3.3 Statistical Analysis
Structural equation modelling (SME) were conducted using AMOS-18. These models permit to include variables that are correlated with, and can be used to predict other variables. Parameter estimates, including factor loadings, indirect and total associations, and path coefficients for direct, and residual error variance terms for criterion variables, were examined for statistical significance. The following criteria were used as indexes of acceptable model fit: 1. - the likelihood-ratio chi-square statistic (Χ2/df < 3); 2. - Goodness of Fit (GFI) >0.90; 3. - Adjusted Goodness of Fit Index (AGFI) >0.90; 4. - Root Mean Square Error of Approximation (RMSEA) <.05; 5. - Comparative Fit Index (CFI) >0.90(47).
Analysis process started with a model defined from theoretical approach (Figure 1). This model is adopted from the stories of chronic pain patients.
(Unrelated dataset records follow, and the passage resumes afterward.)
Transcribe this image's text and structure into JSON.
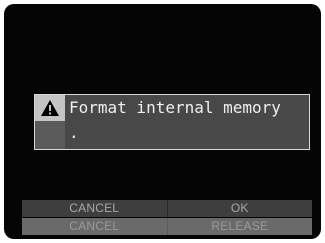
{
  "dialog": {
    "icon": "warning-triangle-icon",
    "message_line1": "Format internal memory",
    "message_line2": "."
  },
  "buttons": {
    "top": {
      "left_label": "CANCEL",
      "right_label": "OK"
    },
    "bottom": {
      "left_label": "CANCEL",
      "right_label": "RELEASE"
    }
  },
  "colors": {
    "screen_bg": "#050505",
    "dialog_bg": "#484848",
    "dialog_border": "#d8d8d8",
    "text": "#efefef"
  }
}
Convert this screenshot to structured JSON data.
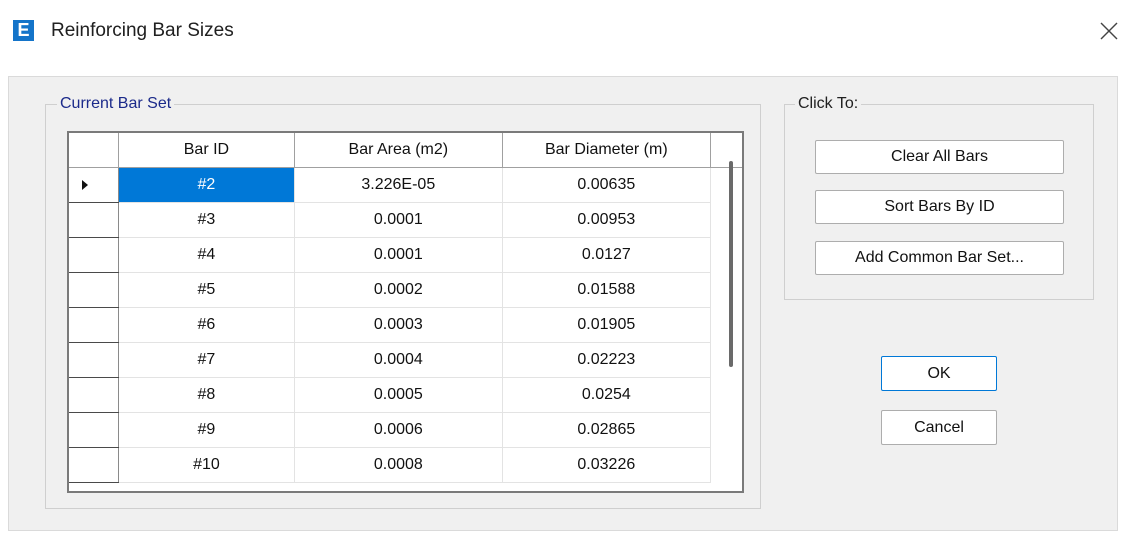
{
  "window": {
    "title": "Reinforcing Bar Sizes",
    "app_icon_letter": "E"
  },
  "current_bar_set": {
    "legend": "Current Bar Set",
    "columns": [
      "Bar ID",
      "Bar Area  (m2)",
      "Bar Diameter  (m)"
    ],
    "rows": [
      {
        "id": "#2",
        "area": "3.226E-05",
        "diameter": "0.00635"
      },
      {
        "id": "#3",
        "area": "0.0001",
        "diameter": "0.00953"
      },
      {
        "id": "#4",
        "area": "0.0001",
        "diameter": "0.0127"
      },
      {
        "id": "#5",
        "area": "0.0002",
        "diameter": "0.01588"
      },
      {
        "id": "#6",
        "area": "0.0003",
        "diameter": "0.01905"
      },
      {
        "id": "#7",
        "area": "0.0004",
        "diameter": "0.02223"
      },
      {
        "id": "#8",
        "area": "0.0005",
        "diameter": "0.0254"
      },
      {
        "id": "#9",
        "area": "0.0006",
        "diameter": "0.02865"
      },
      {
        "id": "#10",
        "area": "0.0008",
        "diameter": "0.03226"
      }
    ],
    "selected_row": 0
  },
  "click_to": {
    "legend": "Click To:",
    "clear_all_bars": "Clear All Bars",
    "sort_bars_by_id": "Sort Bars By ID",
    "add_common_bar_set": "Add Common Bar Set..."
  },
  "buttons": {
    "ok": "OK",
    "cancel": "Cancel"
  },
  "colors": {
    "selection": "#0078d7",
    "app_icon": "#1474c9",
    "group_legend": "#1b2a8a"
  }
}
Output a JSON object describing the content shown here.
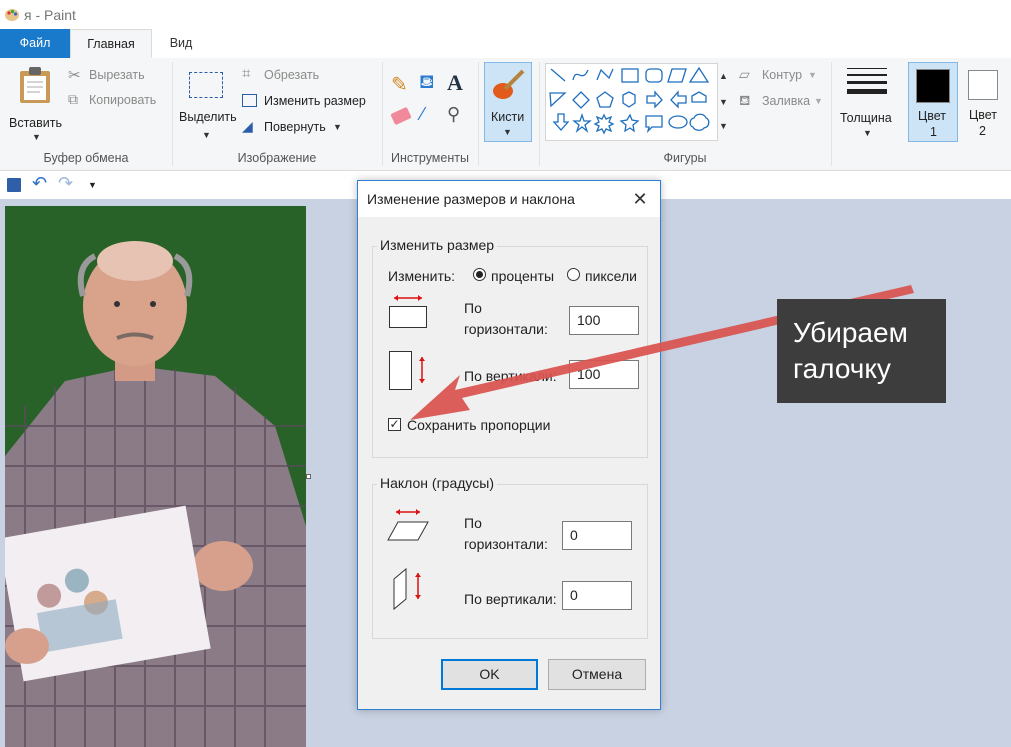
{
  "window": {
    "title": "я - Paint"
  },
  "tabs": {
    "file": "Файл",
    "home": "Главная",
    "view": "Вид"
  },
  "ribbon": {
    "clipboard": {
      "paste": "Вставить",
      "cut": "Вырезать",
      "copy": "Копировать",
      "group": "Буфер обмена"
    },
    "image": {
      "select": "Выделить",
      "crop": "Обрезать",
      "resize": "Изменить размер",
      "rotate": "Повернуть",
      "group": "Изображение"
    },
    "tools": {
      "group": "Инструменты"
    },
    "brushes": {
      "label": "Кисти"
    },
    "shapes": {
      "outline": "Контур",
      "fill": "Заливка",
      "group": "Фигуры"
    },
    "size": {
      "label": "Толщина"
    },
    "color1": {
      "line1": "Цвет",
      "line2": "1"
    },
    "color2": {
      "line1": "Цвет",
      "line2": "2"
    }
  },
  "dialog": {
    "title": "Изменение размеров и наклона",
    "resize_group": "Изменить размер",
    "by_label": "Изменить:",
    "percent": "проценты",
    "pixels": "пиксели",
    "horizontal_l1": "По",
    "horizontal_l2": "горизонтали:",
    "horizontal_value": "100",
    "vertical_label": "По вертикали:",
    "vertical_value": "100",
    "keep_ratio": "Сохранить пропорции",
    "keep_ratio_checked": true,
    "skew_group": "Наклон (градусы)",
    "skew_h_l1": "По",
    "skew_h_l2": "горизонтали:",
    "skew_h_value": "0",
    "skew_v_label": "По вертикали:",
    "skew_v_value": "0",
    "ok": "OK",
    "cancel": "Отмена"
  },
  "annotation": {
    "text": "Убираем галочку",
    "arrow_color": "#d9534f"
  },
  "colors": {
    "accent": "#1979ca",
    "color1": "#000000",
    "color2": "#ffffff"
  }
}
The basic structure of this model is similar to the study by Saariaho et al., (41). A SEM of latent variable was developed with depressiveness as a mediator between latent variable and pain. SEM required selection of beginning and endpoints in the cyclical model and pain was designed as the endpoint for the model. As shown in Fig. 1, the latent construct General Maladaptive Schema (GMS) was specified by five schema domains: disconnection and rejection, impaired autonomy and performance, impaired limits, other-directedness, over vigilance and inhibition. Amos software path analysis was conducted to test the model which showed the direct and indirect effects of GMS on pain with the mediation of depressiveness.